И как далеко он готов зайти?
Иван в который раз оглянулся через плечо, но прямой опасности так и не обнаружил. Злясь на себя, распахнул массивную дверь подъезда, взбежал по лестнице. Оказавшись в квартире, задёрнул шторы и зажёг свет в обеих комнатах, а заодно и в кухне.
Сказал себе — поздравляю, чувак, дожился. Сегодня темноты испугался — а завтра что? Будешь прятаться под кроватью?

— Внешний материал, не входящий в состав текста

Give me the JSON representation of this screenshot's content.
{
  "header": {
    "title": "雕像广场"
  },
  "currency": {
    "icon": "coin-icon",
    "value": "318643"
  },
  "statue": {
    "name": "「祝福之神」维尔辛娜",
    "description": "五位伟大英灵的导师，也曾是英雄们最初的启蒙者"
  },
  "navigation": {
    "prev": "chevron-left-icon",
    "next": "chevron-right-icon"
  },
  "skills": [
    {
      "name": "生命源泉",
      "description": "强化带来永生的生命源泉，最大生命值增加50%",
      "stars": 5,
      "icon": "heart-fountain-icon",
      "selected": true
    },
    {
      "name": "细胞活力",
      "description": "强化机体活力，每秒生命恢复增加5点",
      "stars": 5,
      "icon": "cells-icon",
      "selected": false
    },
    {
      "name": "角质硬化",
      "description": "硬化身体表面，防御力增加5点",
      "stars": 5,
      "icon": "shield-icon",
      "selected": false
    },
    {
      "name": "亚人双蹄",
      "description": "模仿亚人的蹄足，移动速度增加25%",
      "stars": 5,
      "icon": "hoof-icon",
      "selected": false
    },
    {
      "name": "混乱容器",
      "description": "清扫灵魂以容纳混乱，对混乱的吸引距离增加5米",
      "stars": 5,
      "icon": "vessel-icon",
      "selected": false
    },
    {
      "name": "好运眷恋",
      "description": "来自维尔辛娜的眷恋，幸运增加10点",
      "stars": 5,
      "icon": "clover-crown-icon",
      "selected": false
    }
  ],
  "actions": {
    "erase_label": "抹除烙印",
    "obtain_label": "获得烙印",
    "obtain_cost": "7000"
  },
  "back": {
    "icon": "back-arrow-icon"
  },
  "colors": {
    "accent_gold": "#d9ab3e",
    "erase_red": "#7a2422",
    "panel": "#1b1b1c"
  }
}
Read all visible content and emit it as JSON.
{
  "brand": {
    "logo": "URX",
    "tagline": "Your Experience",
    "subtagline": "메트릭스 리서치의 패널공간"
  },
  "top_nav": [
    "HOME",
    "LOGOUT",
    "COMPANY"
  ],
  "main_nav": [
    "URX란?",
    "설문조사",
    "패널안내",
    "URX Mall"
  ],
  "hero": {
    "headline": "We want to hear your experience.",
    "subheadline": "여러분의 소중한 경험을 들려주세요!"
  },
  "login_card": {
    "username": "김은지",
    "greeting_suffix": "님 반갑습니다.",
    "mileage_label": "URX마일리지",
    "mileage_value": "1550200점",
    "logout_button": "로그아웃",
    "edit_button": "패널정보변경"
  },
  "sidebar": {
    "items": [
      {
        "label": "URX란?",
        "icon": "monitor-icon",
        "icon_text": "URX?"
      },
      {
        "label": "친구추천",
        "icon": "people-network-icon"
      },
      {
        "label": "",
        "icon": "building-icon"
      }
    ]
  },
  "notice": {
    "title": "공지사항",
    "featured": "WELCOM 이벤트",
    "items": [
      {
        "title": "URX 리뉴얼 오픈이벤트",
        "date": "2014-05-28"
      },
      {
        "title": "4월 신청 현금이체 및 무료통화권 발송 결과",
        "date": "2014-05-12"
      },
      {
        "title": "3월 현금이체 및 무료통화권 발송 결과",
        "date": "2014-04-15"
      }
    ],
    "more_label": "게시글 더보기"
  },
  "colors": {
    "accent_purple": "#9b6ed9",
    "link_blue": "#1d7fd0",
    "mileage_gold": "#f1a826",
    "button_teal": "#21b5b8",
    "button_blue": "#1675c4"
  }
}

Потёр виски, пытаясь избавиться от тяжести в голове. Закашлялся — в горле неприятно саднило. Простыл? Вот это совсем некстати…
Он принял горячий душ, заварил себе чаю и, обжигаясь, выдул большую кружку, но самочувствие не улучшилось. Наоборот, головокружение заметно усилилось, и появилось чувство, что из комнаты уходит тепло, а вместо него сквозь оконные щели нагло, по-хозяйски вползает знобкая сырость.
Иван лежал, закутавшись в одеяло, а комната вращалась вокруг него.
Вращение, как ни странно, почти не нарушило устойчивость декораций — этажерки и кресла не шелохнулись, даже графин не съехал со столика. Лишь книжные корешки на полках шелушились, роняя буквы, и те осыпались с раздражающим шорохом, дробились, усеивали паркет вдоль стены неопрятным крошевом. Сквозняк подхватывал эти крошки и швырял их на бежевые обои, превращая в липкий налёт, который тут же начинал затхло фосфоресцировать. Зрелище было физически неприятным, но притягивало внимание, и оторваться становилось сложнее с каждой минутой.
Иван панически дёрнулся, выдирая взгляд из трясины, и это стало его последним целенаправленным действием в эту ночь. Перегруженное сознание отключилось, словно щёлкнул предохранитель.
Утром он не смог встать.
Разум нехотя регистрировал какую-то активность вокруг. Вроде бы открывалась входная дверь, кто-то заходил в комнату. Приглушённо, будто издалека, звучали полузнакомые голоса, но смысл того, что произносилось, моментально терялся. Из горячечно-зыбкого марева выплывали белые лица-маски, для которых в памяти с трудом находились подходящие имена — Екатерина, Павел, Александра Андреевна. Он смотрел на них и снова проваливался в туманное забытьё.